Imagine you want to send binary data in an email with encoding UTF-8 -- The email may not display correctly if the stream of ones and zeros creates a sequence which isn't valid Unicode in UTF-8 encoding.

The same type of thing happens in URLs when we want to encode characters not valid for a URL in the URL itself:

http://www.foo.com/hello my friend -> http://www.foo.com/hello%20my%20friend

This is because we want to send a space over a system that will think the space is smelly.

All we are doing is ensuring there is a 1-to-1 mapping between a known good, acceptable and non-detrimental sequence of bits to another literal sequence of bits, and that the handling application doesn't distinguish the encoding.

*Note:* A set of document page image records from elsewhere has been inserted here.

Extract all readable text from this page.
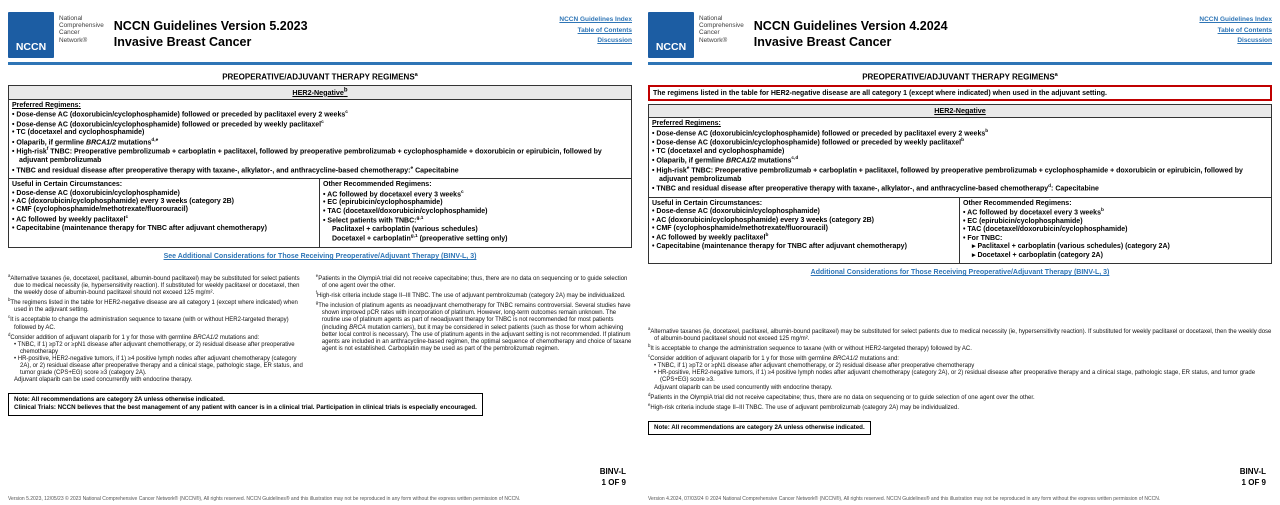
NCCN
National
Comprehensive
Cancer
Network®
NCCN Guidelines Version 5.2023
Invasive Breast Cancer
NCCN Guidelines Index
Table of Contents
Discussion
PREOPERATIVE/ADJUVANT THERAPY REGIMENS$^a$
HER2-Negative$^b$
Preferred Regimens:
• Dose-dense AC (doxorubicin/cyclophosphamide) followed or preceded by paclitaxel every 2 weeks$^c$
• Dose-dense AC (doxorubicin/cyclophosphamide) followed or preceded by weekly paclitaxel$^c$
• TC (docetaxel and cyclophosphamide)
• Olaparib, if germline BRCA1/2 mutations$^{d,e}$
• High-risk$^f$ TNBC: Preoperative pembrolizumab + carboplatin + paclitaxel, followed by preoperative pembrolizumab + cyclophosphamide + doxorubicin or epirubicin, followed by adjuvant pembrolizumab
• TNBC and residual disease after preoperative therapy with taxane-, alkylator-, and anthracycline-based chemotherapy:$^e$ Capecitabine
Useful in Certain Circumstances:
• Dose-dense AC (doxorubicin/cyclophosphamide)
• AC (doxorubicin/cyclophosphamide) every 3 weeks (category 2B)
• CMF (cyclophosphamide/methotrexate/fluorouracil)
• AC followed by weekly paclitaxel$^c$
• Capecitabine (maintenance therapy for TNBC after adjuvant chemotherapy)
Other Recommended Regimens:
• AC followed by docetaxel every 3 weeks$^c$
• EC (epirubicin/cyclophosphamide)
• TAC (docetaxel/doxorubicin/cyclophosphamide)
• Select patients with TNBC:$^{g,1}$
Paclitaxel + carboplatin (various schedules)
Docetaxel + carboplatin$^{g,1}$ (preoperative setting only)
See Additional Considerations for Those Receiving Preoperative/Adjuvant Therapy (BINV-L, 3)
$^a$Alternative taxanes (ie, docetaxel, paclitaxel, albumin-bound paclitaxel) may be substituted for select patients due to medical necessity (ie, hypersensitivity reaction). If substituted for weekly paclitaxel or docetaxel, then the weekly dose of albumin-bound paclitaxel should not exceed 125 mg/m².
$^b$The regimens listed in the table for HER2-negative disease are all category 1 (except where indicated) when used in the adjuvant setting.
$^c$It is acceptable to change the administration sequence to taxane (with or without HER2-targeted therapy) followed by AC.
$^d$Consider addition of adjuvant olaparib for 1 y for those with germline BRCA1/2 mutations and:
• TNBC, if 1) ≥pT2 or ≥pN1 disease after adjuvant chemotherapy, or 2) residual disease after preoperative chemotherapy
• HR-positive, HER2-negative tumors, if 1) ≥4 positive lymph nodes after adjuvant chemotherapy (category 2A), or 2) residual disease after preoperative therapy and a clinical stage, pathologic stage, ER status, and tumor grade (CPS+EG) score ≥3 (category 2A).
Adjuvant olaparib can be used concurrently with endocrine therapy.
$^e$Patients in the OlympiA trial did not receive capecitabine; thus, there are no data on sequencing or to guide selection of one agent over the other.
$^f$High-risk criteria include stage II–III TNBC. The use of adjuvant pembrolizumab (category 2A) may be individualized.
$^g$The inclusion of platinum agents as neoadjuvant chemotherapy for TNBC remains controversial. Several studies have shown improved pCR rates with incorporation of platinum. However, long-term outcomes remain unknown. The routine use of platinum agents as part of neoadjuvant therapy for TNBC is not recommended for most patients (including BRCA mutation carriers), but it may be considered in select patients (such as those for whom achieving better local control is necessary). The use of platinum agents in the adjuvant setting is not recommended. If platinum agents are included in an anthracycline-based regimen, the optimal sequence of chemotherapy and choice of taxane agent is not established. Carboplatin may be used as part of the pembrolizumab regimen.
Note: All recommendations are category 2A unless otherwise indicated.
Clinical Trials: NCCN believes that the best management of any patient with cancer is in a clinical trial. Participation in clinical trials is especially encouraged.
BINV-L
1 OF 9
Version 5.2023, 12/05/23 © 2023 National Comprehensive Cancer Network® (NCCN®), All rights reserved. NCCN Guidelines® and this illustration may not be reproduced in any form without the express written permission of NCCN.
NCCN
National
Comprehensive
Cancer
Network®
NCCN Guidelines Version 4.2024
Invasive Breast Cancer
NCCN Guidelines Index
Table of Contents
Discussion
PREOPERATIVE/ADJUVANT THERAPY REGIMENS$^a$
The regimens listed in the table for HER2-negative disease are all category 1 (except where indicated) when used in the adjuvant setting.
HER2-Negative
Preferred Regimens:
• Dose-dense AC (doxorubicin/cyclophosphamide) followed or preceded by paclitaxel every 2 weeks$^b$
• Dose-dense AC (doxorubicin/cyclophosphamide) followed or preceded by weekly paclitaxel$^b$
• TC (docetaxel and cyclophosphamide)
• Olaparib, if germline BRCA1/2 mutations$^{c,d}$
• High-risk$^e$ TNBC: Preoperative pembrolizumab + carboplatin + paclitaxel, followed by preoperative pembrolizumab + cyclophosphamide + doxorubicin or epirubicin, followed by adjuvant pembrolizumab
• TNBC and residual disease after preoperative therapy with taxane-, alkylator-, and anthracycline-based chemotherapy$^d$: Capecitabine
Useful in Certain Circumstances:
• Dose-dense AC (doxorubicin/cyclophosphamide)
• AC (doxorubicin/cyclophosphamide) every 3 weeks (category 2B)
• CMF (cyclophosphamide/methotrexate/fluorouracil)
• AC followed by weekly paclitaxel$^b$
• Capecitabine (maintenance therapy for TNBC after adjuvant chemotherapy)
Other Recommended Regimens:
• AC followed by docetaxel every 3 weeks$^b$
• EC (epirubicin/cyclophosphamide)
• TAC (docetaxel/doxorubicin/cyclophosphamide)
• For TNBC:
▸ Paclitaxel + carboplatin (various schedules) (category 2A)
▸ Docetaxel + carboplatin (category 2A)
Additional Considerations for Those Receiving Preoperative/Adjuvant Therapy (BINV-L, 3)
$^a$Alternative taxanes (ie, docetaxel, paclitaxel, albumin-bound paclitaxel) may be substituted for select patients due to medical necessity (ie, hypersensitivity reaction). If substituted for weekly paclitaxel or docetaxel, then the weekly dose of albumin-bound paclitaxel should not exceed 125 mg/m².
$^b$It is acceptable to change the administration sequence to taxane (with or without HER2-targeted therapy) followed by AC.
$^c$Consider addition of adjuvant olaparib for 1 y for those with germline BRCA1/2 mutations and:
• TNBC, if 1) ≥pT2 or ≥pN1 disease after adjuvant chemotherapy, or 2) residual disease after preoperative chemotherapy
• HR-positive, HER2-negative tumors, if 1) ≥4 positive lymph nodes after adjuvant chemotherapy (category 2A), or 2) residual disease after preoperative therapy and a clinical stage, pathologic stage, ER status, and tumor grade (CPS+EG) score ≥3.
Adjuvant olaparib can be used concurrently with endocrine therapy.
$^d$Patients in the OlympiA trial did not receive capecitabine; thus, there are no data on sequencing or to guide selection of one agent over the other.
$^e$High-risk criteria include stage II–III TNBC. The use of adjuvant pembrolizumab (category 2A) may be individualized.
Note: All recommendations are category 2A unless otherwise indicated.
BINV-L
1 OF 9
Version 4.2024, 07/03/24 © 2024 National Comprehensive Cancer Network® (NCCN®), All rights reserved. NCCN Guidelines® and this illustration may not be reproduced in any form without the express written permission of NCCN.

In your example, man may be valid ASCII in first form; but often you may want to transmit values that are random binary (ie sending an image in an email):

MIME-Version: 1.0
Content-Description: "Base64 encode of a.gif"
Content-Type: image/gif; name="a.gif"
Content-Transfer-Encoding: Base64
Content-Disposition: attachment; filename="a.gif"

Here we see that a GIF image is encoded in base64 as a chunk of an email. The email client reads the headers and decodes it. Because of the encoding, we can be sure the GIF doesn't contain anything that may be interpreted as protocol and we avoid inserting data that SMTP or POP may find significant.

What does it mean "media that are designed to deal with textual data"?

Back in the day when ASCII ruled the world dealing with non-ASCII values was a headache. People jumped through all sorts of hoops to get these transferred over the wire without losing out information.